I recently picked up Web Designer’s Reference : An Integrated Approach to Web Design with XHTML and CSS by Craig Grannell after seeing a reference to it on Slashdot. I have realized since starting to work with WordPress that I am a little behind on things like CSS and XHTML and had to get up to date, since most of the themes and styles looked like greek to me and I had a hard time modifying them – because I didn’t know what they meant.
The book is really well written. It takes you through not only the mechanics of CSS but takes you through step by step examples that you can walk through to get some hands on experience, something I really need when learning something new.
Now that I know a little more about CSS, I don’t think I’ll ever look at web page design the same way again. I’m one of those people whose markup abilities were kind of stuck in the 90’s because of the lack of consistent CSS support across browsers when CSS was first coming out. I figured if it didn’t work consistently everywhere, I might as well wait until it does. It just so happened I waited for what now seems like forever.
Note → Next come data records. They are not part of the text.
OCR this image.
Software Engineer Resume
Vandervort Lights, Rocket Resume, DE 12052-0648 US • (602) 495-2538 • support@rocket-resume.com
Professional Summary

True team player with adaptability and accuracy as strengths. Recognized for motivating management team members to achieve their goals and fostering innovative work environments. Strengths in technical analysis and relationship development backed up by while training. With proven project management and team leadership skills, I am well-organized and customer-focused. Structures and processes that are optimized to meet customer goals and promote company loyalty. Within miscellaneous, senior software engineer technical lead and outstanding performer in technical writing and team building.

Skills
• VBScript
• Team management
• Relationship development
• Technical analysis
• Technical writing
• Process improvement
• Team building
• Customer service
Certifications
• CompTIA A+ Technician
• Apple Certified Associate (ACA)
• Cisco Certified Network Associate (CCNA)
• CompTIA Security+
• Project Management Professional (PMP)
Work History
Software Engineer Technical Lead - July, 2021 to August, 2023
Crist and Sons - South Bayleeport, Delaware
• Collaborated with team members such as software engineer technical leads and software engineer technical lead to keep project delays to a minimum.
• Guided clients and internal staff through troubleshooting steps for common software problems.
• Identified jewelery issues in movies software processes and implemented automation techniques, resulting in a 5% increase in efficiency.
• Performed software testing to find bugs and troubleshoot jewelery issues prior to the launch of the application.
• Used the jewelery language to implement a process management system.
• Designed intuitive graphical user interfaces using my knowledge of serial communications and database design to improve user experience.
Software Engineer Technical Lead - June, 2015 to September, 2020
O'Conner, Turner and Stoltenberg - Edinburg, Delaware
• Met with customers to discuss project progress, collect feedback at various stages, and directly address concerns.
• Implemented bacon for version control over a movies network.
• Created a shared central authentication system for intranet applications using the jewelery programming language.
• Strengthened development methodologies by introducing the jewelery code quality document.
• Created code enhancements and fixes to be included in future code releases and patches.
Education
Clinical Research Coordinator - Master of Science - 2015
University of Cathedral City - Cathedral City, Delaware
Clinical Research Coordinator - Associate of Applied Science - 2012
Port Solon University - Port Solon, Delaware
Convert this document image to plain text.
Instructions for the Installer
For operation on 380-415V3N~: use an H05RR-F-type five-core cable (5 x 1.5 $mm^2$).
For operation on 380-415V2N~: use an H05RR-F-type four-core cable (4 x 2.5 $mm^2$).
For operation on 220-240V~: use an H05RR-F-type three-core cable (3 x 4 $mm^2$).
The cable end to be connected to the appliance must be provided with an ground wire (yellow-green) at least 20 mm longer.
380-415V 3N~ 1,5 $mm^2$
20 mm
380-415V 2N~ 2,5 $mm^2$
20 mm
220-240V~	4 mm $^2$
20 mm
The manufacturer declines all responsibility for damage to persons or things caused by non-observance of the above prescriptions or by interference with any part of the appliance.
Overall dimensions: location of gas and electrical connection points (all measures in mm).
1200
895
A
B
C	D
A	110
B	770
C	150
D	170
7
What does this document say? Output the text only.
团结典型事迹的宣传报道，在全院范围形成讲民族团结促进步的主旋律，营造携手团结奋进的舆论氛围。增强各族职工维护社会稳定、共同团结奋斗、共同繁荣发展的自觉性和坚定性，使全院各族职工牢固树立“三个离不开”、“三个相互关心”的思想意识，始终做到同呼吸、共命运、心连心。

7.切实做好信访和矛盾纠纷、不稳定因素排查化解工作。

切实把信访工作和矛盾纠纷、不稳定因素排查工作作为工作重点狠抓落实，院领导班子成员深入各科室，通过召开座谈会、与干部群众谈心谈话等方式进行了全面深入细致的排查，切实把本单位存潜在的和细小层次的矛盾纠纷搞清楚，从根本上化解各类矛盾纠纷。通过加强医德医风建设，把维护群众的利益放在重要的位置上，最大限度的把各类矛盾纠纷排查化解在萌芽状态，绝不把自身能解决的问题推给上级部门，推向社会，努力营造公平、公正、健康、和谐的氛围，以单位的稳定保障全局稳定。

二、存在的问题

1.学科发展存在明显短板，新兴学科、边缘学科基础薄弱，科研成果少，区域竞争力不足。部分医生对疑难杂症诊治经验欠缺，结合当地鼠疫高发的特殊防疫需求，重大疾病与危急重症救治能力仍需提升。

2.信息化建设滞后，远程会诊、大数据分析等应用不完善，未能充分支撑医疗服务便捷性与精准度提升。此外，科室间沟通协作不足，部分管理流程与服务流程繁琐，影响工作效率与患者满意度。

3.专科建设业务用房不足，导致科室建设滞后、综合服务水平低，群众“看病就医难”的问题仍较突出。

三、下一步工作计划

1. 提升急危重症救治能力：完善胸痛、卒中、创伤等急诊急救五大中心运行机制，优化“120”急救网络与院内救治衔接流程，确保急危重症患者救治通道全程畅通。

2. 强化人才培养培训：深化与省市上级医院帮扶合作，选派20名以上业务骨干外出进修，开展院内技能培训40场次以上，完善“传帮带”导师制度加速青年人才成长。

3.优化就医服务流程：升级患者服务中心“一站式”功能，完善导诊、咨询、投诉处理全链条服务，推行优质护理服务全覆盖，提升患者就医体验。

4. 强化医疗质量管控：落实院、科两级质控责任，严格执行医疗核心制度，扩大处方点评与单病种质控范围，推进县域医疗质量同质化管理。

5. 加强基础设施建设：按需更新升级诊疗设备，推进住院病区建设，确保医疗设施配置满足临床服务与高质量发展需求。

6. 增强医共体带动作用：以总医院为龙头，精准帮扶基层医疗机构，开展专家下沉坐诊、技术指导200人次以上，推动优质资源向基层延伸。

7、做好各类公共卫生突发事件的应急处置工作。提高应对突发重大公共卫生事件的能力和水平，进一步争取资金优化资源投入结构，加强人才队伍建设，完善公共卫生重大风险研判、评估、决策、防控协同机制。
I had no idea that CSS had gotten so powerful.
Some of the areas Craig covers in his book include:
- An Introduction to Web Design
- Web Page Essentials
- Working with Text
- Working with Images
- Creating Navigation
- Introduction to Layout
- Tables: How Nature (and the W3C) Intended
- Layouts with CSS
- Working with Frames
- Getting User Feedback (I found some really interesting stuff in here)
- Adding Multimedia
- Testing, Tweaking and Uploading
Craig also includes an XHTML reference, a web color reference, an entities reference, and a CSS reference towards the end of the book.
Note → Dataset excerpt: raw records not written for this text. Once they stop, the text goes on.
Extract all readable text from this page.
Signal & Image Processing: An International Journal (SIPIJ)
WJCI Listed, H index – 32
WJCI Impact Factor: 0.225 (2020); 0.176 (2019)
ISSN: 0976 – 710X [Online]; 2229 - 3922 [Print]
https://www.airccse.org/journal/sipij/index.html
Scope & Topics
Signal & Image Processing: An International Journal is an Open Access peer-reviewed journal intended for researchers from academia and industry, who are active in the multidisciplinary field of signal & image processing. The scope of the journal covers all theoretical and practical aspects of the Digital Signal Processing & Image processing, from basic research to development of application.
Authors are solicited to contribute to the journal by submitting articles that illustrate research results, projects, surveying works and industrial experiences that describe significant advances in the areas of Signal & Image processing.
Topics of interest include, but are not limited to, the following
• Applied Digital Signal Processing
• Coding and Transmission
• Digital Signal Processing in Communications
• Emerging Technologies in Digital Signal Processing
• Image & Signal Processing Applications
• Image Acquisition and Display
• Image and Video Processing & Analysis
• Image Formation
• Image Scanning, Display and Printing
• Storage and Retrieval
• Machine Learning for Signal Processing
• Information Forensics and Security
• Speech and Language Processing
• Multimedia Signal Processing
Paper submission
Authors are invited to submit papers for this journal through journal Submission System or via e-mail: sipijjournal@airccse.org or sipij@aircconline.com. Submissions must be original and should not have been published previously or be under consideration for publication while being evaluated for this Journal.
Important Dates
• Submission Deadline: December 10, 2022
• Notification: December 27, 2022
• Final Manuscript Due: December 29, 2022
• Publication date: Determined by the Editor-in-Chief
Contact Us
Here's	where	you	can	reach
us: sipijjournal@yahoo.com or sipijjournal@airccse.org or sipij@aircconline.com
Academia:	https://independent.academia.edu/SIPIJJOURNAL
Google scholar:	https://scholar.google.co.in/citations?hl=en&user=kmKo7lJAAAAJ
From an XHTML perspective, Craig covers a lot of the features related to accessibility, which wound up really interesting to me as well. I learned a lot from these sections.
If you are like me, and blew off even looking at CSS until now, this is definitely the book for you. It’s an easy read for those of us who haven’t been paying attention to this aspect of software development and includes great examples to walk you through the power of decoupling display from your mark up.
I now have enough detail to know where I need to head next and some practical experience with the examples to understand the basic concepts. Sometimes that’s all you need.